Autore: Redazione ImpresaCity - Tempo di lettura 3 minuti.

Qual è oggi la strategia più indicata per adottare un modello ibrido e multicloud che riduca i rischi di lock-in e garantisca interoperabilità e governance dei dati?
La strategia consigliabile è identificare uno o più fornitori di cloud, in ottica multicloud, in cui almeno uno esibisca un marcato approccio all’eliminazione dei lock-in. Questo significa utilizzare fornitori di piattaforme cloud che siano orientate all’open source e presenti nei board di ratificazione di standard di settore. Queste piattaforme dovranno avere una totale integrabilità sia con l’on premise che con altri cloud, mediante meccanismi standard di interoperabilità.
Nel governo del multicloud inevitabilmente ci sarà un overhead, come lo spending mensile per ciascuna piattaforma, i costi di software distribution e di skill management (più onerosi dovendo governare più piattaforme). Ma esistono anche soluzioni che possono abbattere questi overhead adoperando delle soluzioni di ‘Cloud Distribuito’ che esaltano il concetto di multicloud, spingendone la frontiera anche ove il cloud non è proprio presente. Una di queste soluzioni è IBM Cloud Satellite: con esso si possono esercire alcuni servizi principali del cloud IBM ovunque ci sia della potenza computazionale disponibile (su altri cloud e on premise).

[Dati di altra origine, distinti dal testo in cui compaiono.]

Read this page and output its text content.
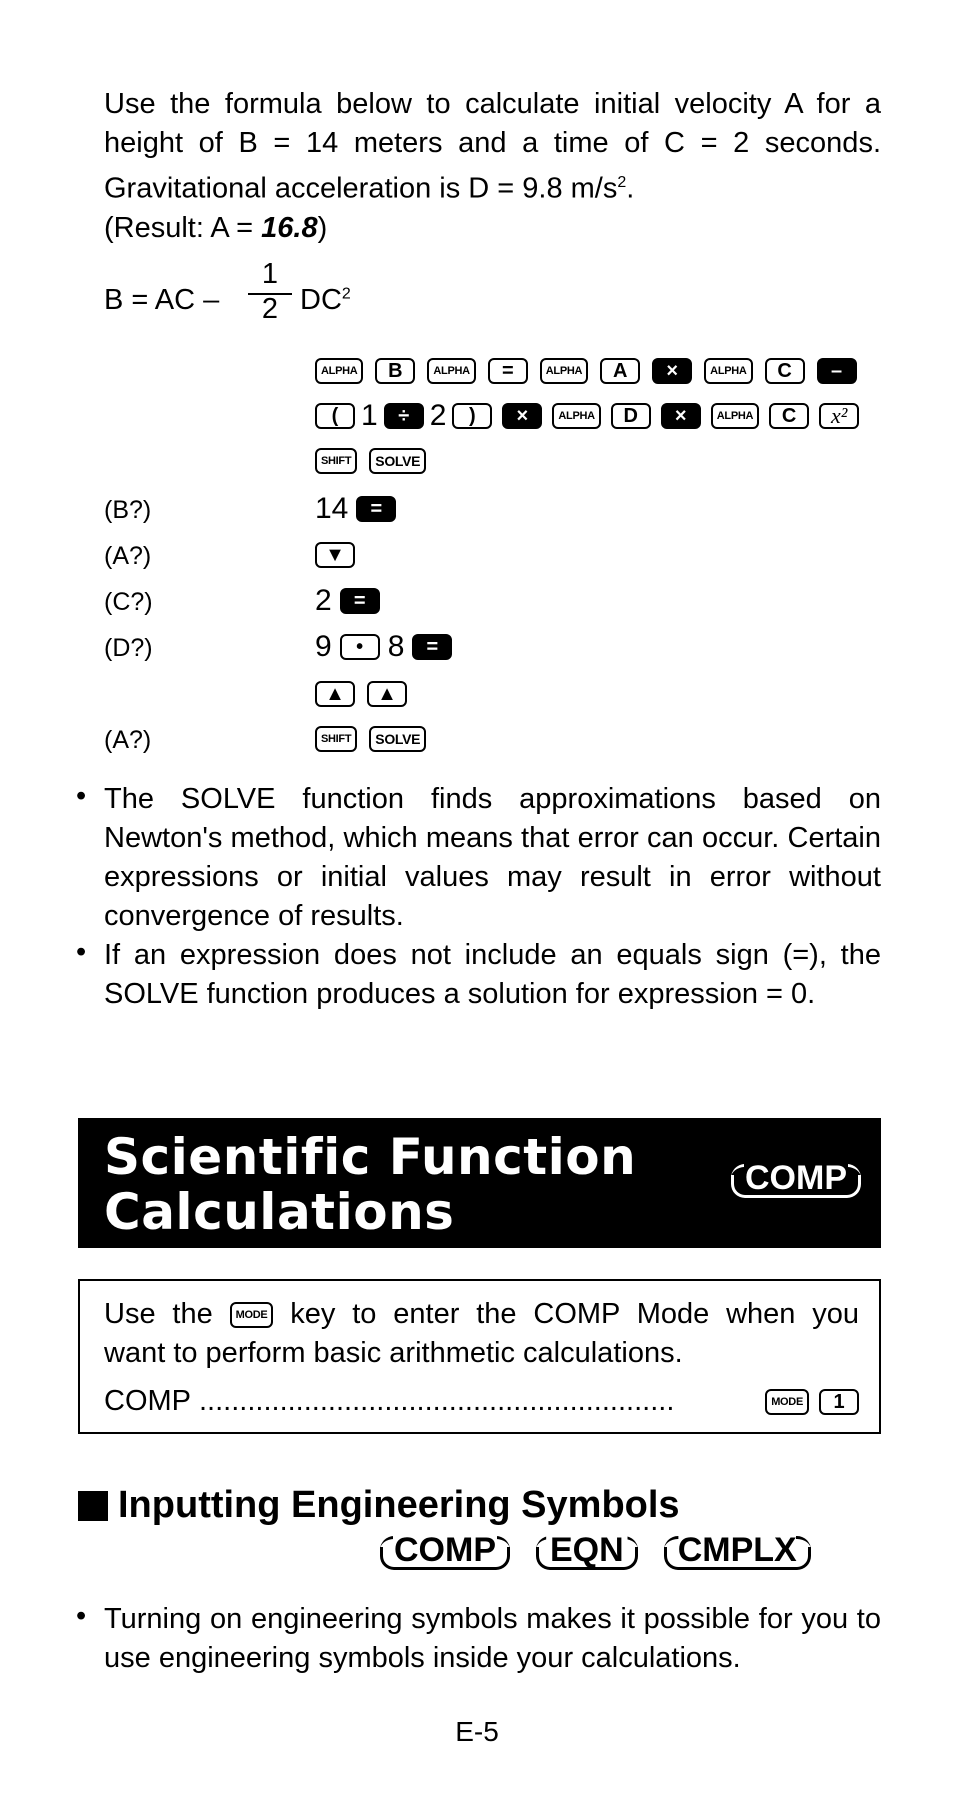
Use the formula below to calculate initial velocity A for a
height of B = 14 meters and a time of C = 2 seconds.
Gravitational acceleration is D = 9.8 $m/s^2$.
(Result: A = 16.8)
B = AC –
1
2 $DC^2$
ALPHA	B	ALPHA	=	ALPHA	A	×	ALPHA	C	–
( 1	÷ 2	)	×	ALPHA	D	×	ALPHA	C	x²
SHIFT	SOLVE
(B?)	14	=
(A?)	▼
(C?)	2	=
(D?)	9	• 8	=
▲	▲
(A?)	SHIFT	SOLVE
• The SOLVE function finds approximations based on Newton's method, which means that error can occur. Certain expressions or initial values may result in error without convergence of results.
• If an expression does not include an equals sign (=), the SOLVE function produces a solution for expression = 0.
Scientific Function
Calculations
COMP
Use the MODE key to enter the COMP Mode when you
want to perform basic arithmetic calculations.
COMP ...........................................................	MODE	1
Inputting Engineering Symbols
COMP	EQN	CMPLX
• Turning on engineering symbols makes it possible for you to use engineering symbols inside your calculations.
E-5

Sul fronte dell’interoperabilità e governance dei dati, le piattaforme identificate dovrebbero consentire di espandere la propria architettura on premise. Per esempio, un’azienda che abbia IBM Power troverà in un cloud che offre un’analoga tecnologia as a service un alleato strategico. Questa è una ulteriore possibilità di sottrarsi al lock-in (di budget o organizzativo), far crescere la propria architettura e irrobustirla. Esempi tipici sono aziende che utilizzano IBM Power on premise da decenni e che con IBM Cloud realizzano un piano di Disaster Recovery in modo sicuro e conveniente utilizzando il servizio IBM Power Virtual Server, totalmente scalabile.
Quali sono le tecnologie o le architetture più avanzate come per esempio container, orchestrazione, open source, che consentono di gestire ambienti cloud eterogenei come un unico ecosistema integrato e sicuro?
Una tecnologia di riferimento è la containerizzazione dei workload tramite orchestratori basati su Kubernetes. Un approccio volto all’eliminazione dei lock-in mediante adozione di soluzioni open e onnipresenti. La tradizionale virtualizzazione dei sistemi operativi e delle macchine virtuali - ancora vitale ma ormai adottata da 20 anni - è quasi a un punto di svolta. L’uso degli orchestratori e la scrittura delle applicazioni a microservizi è il miglior modo per l’ottimizzazione della spesa di esercizio, perché offre granularità della scalabilità e reiezione ai crash applicativi.
Questa tecnologia è presente in ogni cloud provider ed è declinata nel cloud IBM come servizio Kubernetes nativo, come servizio RedHat OpenShift (distribuito anche mediante il citato “Satellite”) e come sistema serverless CodeEngine. Con esso è possibile l’immediata messa in esercizio di qualsiasi container senza necessità di skill sugli orchestratori. Lo “scaling to zero”, cioè l’azzeramento dei costi di un’app che se è inutilizzata si spegne da sola, offre incredibili opportunità di risparmio e di democratizzazione. Il tema della sicurezza dei dati e delle applicazioni deve necessariamente essere affrontato. Oggi possiamo affermare che l’uso di una piattaforma cloud “enterprise grade” rappresenta il posto più sicuro dove riporre i dati importanti. Un risultato epocale nell’utilizzo di un cloud siffatto di questo tipo è la possibilità di azzerare totalmente i rischi di attacchi ransomware (che avvengono in media ogni 11 secondi): la soluzione, semplice ed economica, è l’uso di un Object Storage Immutabile, su una piattaforma cloud multiregion.